Viele innovative Köpfe, eine Bewilligung und ein Standort. Aber noch keine Marke. Unsere Aufgabe: einen Auftritt gestalten, der die Unternehmen einer Branche einlädt, sich den notwendigen Veränderungen zu stellen.
Disruption in einer konservativen Branche
Die Textilbranche verknüpft drei textile Megatrends – Biotechnologie, Robotik und KI, Zero Emission – mit den Ebenen der Industrie 4.0. Kombiniert entsteht die Textilfabrik 7.0, eine schon im Namen provokante Idee. Im Branding wird diese Verbindung zur potenzierten Innovationskraft T⁷︎. Die strategische Frage stellte sich davor. Wie offen darf eine Idee auftreten, die eine der konservativsten Industrien Deutschlands verändern will? Zu leise, und sie verschwindet zwischen Förderprojekten.

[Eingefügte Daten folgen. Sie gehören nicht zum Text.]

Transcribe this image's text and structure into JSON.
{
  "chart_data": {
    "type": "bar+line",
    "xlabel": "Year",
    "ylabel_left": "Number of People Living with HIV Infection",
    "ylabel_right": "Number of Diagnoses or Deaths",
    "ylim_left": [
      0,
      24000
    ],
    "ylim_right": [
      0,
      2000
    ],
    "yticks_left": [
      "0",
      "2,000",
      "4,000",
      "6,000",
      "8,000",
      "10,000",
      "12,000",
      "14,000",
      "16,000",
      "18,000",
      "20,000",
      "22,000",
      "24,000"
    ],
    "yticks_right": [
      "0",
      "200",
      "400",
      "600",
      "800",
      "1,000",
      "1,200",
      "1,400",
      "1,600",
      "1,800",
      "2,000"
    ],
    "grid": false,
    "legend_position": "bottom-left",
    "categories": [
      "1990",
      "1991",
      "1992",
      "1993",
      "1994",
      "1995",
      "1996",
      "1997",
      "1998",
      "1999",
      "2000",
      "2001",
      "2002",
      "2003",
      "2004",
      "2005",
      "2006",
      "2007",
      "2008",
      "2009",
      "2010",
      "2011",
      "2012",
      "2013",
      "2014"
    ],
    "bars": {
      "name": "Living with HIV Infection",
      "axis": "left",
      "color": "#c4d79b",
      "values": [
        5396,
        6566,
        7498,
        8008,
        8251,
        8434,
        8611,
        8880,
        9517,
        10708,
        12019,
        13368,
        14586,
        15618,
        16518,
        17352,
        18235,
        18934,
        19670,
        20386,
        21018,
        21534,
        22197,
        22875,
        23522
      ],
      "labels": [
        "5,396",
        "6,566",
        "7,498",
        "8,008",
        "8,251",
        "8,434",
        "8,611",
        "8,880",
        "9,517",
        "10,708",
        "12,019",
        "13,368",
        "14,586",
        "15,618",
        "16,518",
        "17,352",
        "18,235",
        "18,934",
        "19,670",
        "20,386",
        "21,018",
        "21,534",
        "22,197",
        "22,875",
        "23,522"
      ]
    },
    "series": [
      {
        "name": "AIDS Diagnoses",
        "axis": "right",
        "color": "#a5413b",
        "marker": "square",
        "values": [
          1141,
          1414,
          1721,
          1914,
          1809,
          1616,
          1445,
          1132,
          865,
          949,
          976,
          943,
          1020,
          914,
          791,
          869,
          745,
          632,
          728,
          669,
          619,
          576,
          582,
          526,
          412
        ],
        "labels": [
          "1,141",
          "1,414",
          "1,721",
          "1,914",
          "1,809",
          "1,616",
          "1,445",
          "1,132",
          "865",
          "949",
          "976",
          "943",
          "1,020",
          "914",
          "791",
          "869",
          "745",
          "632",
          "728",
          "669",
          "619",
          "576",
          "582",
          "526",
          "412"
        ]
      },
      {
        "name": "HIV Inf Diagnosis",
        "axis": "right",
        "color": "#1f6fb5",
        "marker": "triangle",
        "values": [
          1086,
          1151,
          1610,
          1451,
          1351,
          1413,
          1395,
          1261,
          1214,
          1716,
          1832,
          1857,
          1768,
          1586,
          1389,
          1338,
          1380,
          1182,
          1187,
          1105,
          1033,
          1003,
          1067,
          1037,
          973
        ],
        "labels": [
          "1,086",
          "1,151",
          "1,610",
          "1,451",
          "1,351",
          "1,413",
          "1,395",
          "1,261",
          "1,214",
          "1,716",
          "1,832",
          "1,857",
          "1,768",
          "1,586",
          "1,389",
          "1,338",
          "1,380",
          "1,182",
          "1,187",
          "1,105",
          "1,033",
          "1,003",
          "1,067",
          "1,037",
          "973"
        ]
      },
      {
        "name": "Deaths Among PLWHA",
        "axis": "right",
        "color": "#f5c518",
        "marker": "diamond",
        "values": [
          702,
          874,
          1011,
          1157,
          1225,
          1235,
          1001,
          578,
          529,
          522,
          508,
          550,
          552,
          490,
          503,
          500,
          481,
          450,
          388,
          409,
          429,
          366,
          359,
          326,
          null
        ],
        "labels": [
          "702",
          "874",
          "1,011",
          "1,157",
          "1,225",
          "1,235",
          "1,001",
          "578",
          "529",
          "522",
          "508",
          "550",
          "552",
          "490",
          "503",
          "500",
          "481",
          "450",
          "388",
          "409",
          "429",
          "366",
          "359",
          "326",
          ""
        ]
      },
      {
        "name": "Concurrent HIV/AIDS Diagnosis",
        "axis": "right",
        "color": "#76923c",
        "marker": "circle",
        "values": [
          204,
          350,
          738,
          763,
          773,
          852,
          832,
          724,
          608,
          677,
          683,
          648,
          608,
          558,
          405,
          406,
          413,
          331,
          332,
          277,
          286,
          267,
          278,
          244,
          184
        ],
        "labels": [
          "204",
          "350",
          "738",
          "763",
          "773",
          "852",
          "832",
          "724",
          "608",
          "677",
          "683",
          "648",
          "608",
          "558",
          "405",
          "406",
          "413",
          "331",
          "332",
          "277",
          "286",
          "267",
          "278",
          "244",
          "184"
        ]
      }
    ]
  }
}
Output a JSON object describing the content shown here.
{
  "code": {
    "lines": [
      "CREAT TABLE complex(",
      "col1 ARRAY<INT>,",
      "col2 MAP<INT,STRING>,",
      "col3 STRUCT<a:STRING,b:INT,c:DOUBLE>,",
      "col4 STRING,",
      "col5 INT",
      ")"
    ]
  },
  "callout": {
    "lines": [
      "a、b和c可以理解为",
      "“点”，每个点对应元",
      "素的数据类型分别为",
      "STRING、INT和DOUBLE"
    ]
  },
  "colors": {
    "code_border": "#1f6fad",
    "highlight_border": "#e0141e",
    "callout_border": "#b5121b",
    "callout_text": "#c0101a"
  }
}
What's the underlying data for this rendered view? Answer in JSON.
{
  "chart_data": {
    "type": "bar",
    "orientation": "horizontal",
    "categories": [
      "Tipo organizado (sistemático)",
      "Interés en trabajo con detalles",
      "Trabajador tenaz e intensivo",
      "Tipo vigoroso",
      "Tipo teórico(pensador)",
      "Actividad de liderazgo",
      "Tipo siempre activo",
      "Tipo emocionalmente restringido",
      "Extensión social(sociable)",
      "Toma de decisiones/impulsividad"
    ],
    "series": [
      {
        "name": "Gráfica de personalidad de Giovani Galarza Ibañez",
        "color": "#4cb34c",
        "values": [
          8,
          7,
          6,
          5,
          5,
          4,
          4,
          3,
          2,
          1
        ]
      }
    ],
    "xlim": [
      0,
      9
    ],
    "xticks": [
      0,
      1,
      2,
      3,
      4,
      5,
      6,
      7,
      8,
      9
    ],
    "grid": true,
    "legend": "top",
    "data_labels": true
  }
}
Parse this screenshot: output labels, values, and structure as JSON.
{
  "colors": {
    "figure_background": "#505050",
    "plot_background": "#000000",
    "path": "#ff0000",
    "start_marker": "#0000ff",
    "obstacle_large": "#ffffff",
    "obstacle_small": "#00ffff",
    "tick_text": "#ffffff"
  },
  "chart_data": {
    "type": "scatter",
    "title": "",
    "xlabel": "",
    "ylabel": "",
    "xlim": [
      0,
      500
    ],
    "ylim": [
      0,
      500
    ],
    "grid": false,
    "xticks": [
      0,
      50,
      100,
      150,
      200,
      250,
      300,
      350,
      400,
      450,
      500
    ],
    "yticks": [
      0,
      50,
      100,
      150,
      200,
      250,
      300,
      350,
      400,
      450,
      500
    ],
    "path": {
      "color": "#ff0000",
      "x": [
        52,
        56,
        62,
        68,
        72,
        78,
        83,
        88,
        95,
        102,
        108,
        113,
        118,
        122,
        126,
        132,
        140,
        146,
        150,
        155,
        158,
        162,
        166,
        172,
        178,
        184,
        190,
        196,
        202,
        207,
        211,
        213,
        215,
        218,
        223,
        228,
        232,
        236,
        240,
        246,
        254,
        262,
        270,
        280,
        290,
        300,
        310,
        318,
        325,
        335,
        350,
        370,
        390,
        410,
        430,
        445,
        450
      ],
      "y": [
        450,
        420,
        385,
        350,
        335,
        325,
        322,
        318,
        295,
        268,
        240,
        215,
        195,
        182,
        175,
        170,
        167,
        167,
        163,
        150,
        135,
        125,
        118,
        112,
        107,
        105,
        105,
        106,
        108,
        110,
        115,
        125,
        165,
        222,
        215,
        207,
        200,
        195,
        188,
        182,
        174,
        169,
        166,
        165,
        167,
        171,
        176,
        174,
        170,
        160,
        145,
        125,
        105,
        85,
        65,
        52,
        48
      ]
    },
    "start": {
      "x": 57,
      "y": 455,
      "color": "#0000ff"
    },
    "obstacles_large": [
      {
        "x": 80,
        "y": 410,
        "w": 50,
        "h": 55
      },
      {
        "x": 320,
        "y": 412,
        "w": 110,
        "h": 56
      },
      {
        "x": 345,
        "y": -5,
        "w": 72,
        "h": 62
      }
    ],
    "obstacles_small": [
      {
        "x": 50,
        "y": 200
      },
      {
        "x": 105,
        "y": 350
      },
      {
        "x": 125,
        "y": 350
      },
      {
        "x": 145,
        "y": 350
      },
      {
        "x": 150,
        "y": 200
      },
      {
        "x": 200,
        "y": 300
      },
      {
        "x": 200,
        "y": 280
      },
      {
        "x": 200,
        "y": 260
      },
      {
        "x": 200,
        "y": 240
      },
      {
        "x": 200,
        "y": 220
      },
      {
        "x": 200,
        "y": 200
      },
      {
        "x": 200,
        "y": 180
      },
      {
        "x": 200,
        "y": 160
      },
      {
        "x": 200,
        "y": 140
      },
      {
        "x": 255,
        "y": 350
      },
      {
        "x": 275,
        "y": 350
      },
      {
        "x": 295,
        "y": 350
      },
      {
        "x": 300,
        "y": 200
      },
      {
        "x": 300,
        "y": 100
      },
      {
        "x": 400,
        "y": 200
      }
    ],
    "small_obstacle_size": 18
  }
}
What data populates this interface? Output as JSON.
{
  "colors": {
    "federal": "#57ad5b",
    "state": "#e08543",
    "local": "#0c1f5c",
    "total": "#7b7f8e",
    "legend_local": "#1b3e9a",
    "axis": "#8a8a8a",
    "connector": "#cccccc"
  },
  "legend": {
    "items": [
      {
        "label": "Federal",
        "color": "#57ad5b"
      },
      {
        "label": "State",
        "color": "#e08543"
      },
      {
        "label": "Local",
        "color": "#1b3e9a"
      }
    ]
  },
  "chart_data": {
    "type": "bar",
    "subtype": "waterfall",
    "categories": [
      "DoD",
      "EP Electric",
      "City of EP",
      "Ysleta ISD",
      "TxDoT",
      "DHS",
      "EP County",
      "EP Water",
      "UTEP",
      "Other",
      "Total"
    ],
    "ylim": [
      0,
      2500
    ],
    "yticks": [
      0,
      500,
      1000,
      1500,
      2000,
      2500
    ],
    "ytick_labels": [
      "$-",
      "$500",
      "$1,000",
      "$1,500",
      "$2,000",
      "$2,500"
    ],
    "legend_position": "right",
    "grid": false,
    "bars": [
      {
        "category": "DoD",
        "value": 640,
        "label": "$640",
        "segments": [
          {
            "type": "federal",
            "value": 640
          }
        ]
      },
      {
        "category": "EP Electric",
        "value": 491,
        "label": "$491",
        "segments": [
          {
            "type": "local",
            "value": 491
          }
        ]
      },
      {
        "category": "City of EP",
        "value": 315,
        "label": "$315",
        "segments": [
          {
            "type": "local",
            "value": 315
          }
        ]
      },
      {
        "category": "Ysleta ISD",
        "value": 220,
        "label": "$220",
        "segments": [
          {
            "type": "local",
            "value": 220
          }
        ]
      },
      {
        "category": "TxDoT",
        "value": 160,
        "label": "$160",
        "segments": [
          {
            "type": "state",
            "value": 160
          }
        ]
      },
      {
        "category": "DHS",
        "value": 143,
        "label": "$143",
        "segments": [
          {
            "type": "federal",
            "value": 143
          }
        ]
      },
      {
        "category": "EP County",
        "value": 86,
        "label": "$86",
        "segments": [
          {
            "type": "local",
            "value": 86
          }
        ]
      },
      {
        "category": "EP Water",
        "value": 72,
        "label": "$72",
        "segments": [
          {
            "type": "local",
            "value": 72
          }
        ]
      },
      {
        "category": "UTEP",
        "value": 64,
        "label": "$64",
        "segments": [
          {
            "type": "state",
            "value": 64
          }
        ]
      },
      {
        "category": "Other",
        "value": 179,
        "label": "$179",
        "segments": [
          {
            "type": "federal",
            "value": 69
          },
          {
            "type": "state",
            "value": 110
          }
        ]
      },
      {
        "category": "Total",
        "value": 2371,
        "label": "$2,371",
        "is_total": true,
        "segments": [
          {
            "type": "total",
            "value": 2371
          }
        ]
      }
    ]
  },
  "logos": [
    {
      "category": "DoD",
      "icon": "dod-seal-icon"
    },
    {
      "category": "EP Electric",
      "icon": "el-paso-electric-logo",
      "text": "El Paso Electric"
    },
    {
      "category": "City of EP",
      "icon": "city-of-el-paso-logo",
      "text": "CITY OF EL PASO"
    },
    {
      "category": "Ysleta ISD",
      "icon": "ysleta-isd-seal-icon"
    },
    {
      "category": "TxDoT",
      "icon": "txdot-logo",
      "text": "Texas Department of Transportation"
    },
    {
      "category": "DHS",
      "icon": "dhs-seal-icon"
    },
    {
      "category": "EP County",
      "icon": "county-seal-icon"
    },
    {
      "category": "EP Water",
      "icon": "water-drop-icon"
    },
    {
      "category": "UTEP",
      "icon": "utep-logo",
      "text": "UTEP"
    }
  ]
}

Zu laut, und die Unternehmen, auf deren Beteiligung alles beruht, wenden sich ab. In Workshops und Einzelgesprächen mit den Initiator:innen haben wir diese Grenze ausgelotet und die Marke positioniert.
Primärlogo
Volltext-Logo
responsives Volltext-Logo
T7 Modullogo
Volltext-Modullogo
Innovative Vorhaben in ein Logo übersetzen
Die Bildmarke der T7 ist gleichzeitig mathematisch technisch-rational und lebendig: T hoch sieben. Aus dem Stamm des T ist zusätzlich die Punze der Sieben herausgeschnitten. So bekommt der Buchstabe eine aufsteigende Anmutung. Eine Zukunftsperspektive für das Vorhaben und die ganze Branche. Auf textile Motive haben wir verzichtet. Faden, Nadel und Webbindung erzählen vom Produkt; T7 arbeitet an der gesamten Industriedenke. Ein Zeichen aus Buchstabe und Zahl funktioniert außerdem dort, wo der Name nicht mitgeliefert wird – auf Anlagen, auf Bauschildern und in Konsortien, in denen zehn Logos nebeneinanderstehen.
Disruption und Mitnahme
Überschriften stehen in der Bricolage Grotesque von Mathieu Triay, überwiegend in leichten Schnitten. Es ist eine Schrift mit Eigenwilligkeiten, die in der Industriekommunikation selten vorkommen. Aber genau darin liegt ihr Zweck: T7 verlangt der Branche eine Veränderung ab, und das darf man dem Auftritt ansehen. Der Fließtext läuft in der Public Sans, gezielt für Sachinformationen gezeichnet. Sie liefert, was ein Vorhaben dieser Größe gegenüber Unternehmen und Fördermittelgebern braucht: Nüchternheit unter den Statements der Headlines.